Никто прежде не проверял истинность этих альтернативных вариантов. Лурия и Дельбрюк потратили не один месяц, пытаясь придумать надежный способ проверки. Им удалось сделать это лишь в 1942 г., когда Лурия принял предложение о работе в Университете Индианы, «в таком месте, о котором я никогда раньше не слышал», как он сам позже написал. Вскоре после этого Лурия и оказался в Блумингтонском баре рядом с другим таким же профессором, увлекшимся борьбой с игровым автоматом. Профессор проигрывал, а в ответ на подначки Лурии совсем бросил игру.

«Именно тогда я впервые задумался о цифровых закономерностях игровых автоматов», — писал позже Лурия в своей автобиографии.

Автомат, в который играл тот профессор, был запрограммирован на выдачу всего лишь нескольких крупных выигрышей. В принципе, его можно было настроить и иначе. Можно было сделать так, чтобы автомат с небольшой вероятностью показывал выигрыш при каждом повороте ручки. В этом случае вместо одного крупного игроки получали бы намного больше выигрышей, но каждый из выигрышей был бы намного меньше. Внезапно Лурия понял, как можно провести эксперимент с резистентностью E. coli, чтобы достоверно определить, кто прав: Дарвин или Ламарк.

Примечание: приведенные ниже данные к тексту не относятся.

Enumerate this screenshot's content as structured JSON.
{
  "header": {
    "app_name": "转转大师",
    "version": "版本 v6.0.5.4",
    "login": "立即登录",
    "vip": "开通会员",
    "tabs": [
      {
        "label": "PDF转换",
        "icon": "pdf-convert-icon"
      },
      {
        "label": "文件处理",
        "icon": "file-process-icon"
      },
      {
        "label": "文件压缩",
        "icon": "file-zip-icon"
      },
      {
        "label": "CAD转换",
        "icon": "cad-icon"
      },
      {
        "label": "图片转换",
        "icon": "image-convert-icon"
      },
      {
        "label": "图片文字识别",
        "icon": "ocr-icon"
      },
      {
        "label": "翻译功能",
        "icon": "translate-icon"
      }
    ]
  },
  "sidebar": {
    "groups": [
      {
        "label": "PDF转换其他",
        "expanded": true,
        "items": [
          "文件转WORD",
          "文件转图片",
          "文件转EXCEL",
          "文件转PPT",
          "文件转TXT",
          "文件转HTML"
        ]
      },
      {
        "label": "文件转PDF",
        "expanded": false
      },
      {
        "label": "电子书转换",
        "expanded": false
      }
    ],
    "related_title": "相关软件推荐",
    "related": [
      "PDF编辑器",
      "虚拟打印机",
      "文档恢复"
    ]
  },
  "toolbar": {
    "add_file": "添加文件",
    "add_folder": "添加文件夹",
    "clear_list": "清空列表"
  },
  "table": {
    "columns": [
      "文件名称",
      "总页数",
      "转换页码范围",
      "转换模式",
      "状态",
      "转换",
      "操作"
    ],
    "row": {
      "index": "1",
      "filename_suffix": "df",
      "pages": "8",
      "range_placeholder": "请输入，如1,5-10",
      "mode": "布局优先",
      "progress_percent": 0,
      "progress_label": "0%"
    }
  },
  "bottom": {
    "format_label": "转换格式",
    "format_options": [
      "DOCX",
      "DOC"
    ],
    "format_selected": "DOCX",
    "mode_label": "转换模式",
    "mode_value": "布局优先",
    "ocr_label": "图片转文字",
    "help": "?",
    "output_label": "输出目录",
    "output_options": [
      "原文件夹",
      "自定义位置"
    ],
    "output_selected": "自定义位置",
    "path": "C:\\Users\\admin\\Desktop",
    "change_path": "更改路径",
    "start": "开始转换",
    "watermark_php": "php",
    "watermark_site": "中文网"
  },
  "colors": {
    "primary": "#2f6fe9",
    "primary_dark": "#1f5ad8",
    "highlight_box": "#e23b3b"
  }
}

На следующий день Лурия стал готовить колбы с бактериями. В каждой колбе содержалась популяция, начало которой дали всего лишь несколько сотен микроорганизмов. Поскольку резистентных бактерий чрезвычайно мало — примерно одна на миллион, можно было сделать вывод, что все родоначальники популяций во всех колбах почти наверняка беззащитны перед вирусом. Резистентность к вирусу могла проявиться лишь после того, как популяция существенно выросла.

Популяции некоторое время росли, а потом Лурия взял из каждой колбы немного бактерий и рассадил их по чашкам Петри с заранее помещенными туда вирусами. Он ждал эпидемий, а затем возникновения резистентных колоний E. coli.

По Ламарку, живые существа, сталкиваясь с жизненными невзгодами, приобретали новые качества, а затем передавали их потомству. Если бы E. coli подчинялась законам Ламарка, бактерии должны были приобрести резистентность уже после того, как Лурия подверг их действию вирусов. Это означало бы, что после подсаживания в заселенную вирусами чашку у всех бактерий были равные, хотя и небольшие, шансы развить у себя резистентность. В этом случае Лурия через некоторое время должен был обнаружить в каждой чашке несколько резистентных колоний. Тогда эксперимент напоминал бы игровой автомат, достаточно часто выдающий небольшие выигрыши.

С другой стороны, если бы E. coli подчинялась законам Дарвина, то эксперимент напоминал бы игровой автомат с небольшим числом крупных выигрышей. Как утверждали последователи Дарвина, у E. coli при каждом делении был небольшой шанс мутировать вне зависимости от внешних обстоятельств. Иными словами, могло оказаться, что бактерии в эксперименте Лурии обрели резистентность еще во время размножения в колбах, задолго до реального столкновения с вирусами. В этом случае полученное бактериями преимущество привело бы к совершенно иному результату. Если бы такая мутация возникла в колонии на раннем этапе, то мутантная бактерия успела бы произвести на свет множество потомков. И когда Лурия взял бактериальный образец из такой колонии и поместил в чашку Петри с вирусами, должно было оказаться, что достаточное количество микробов обзавелись резистентностью заранее. В этой чашке выросло бы множество новых колоний.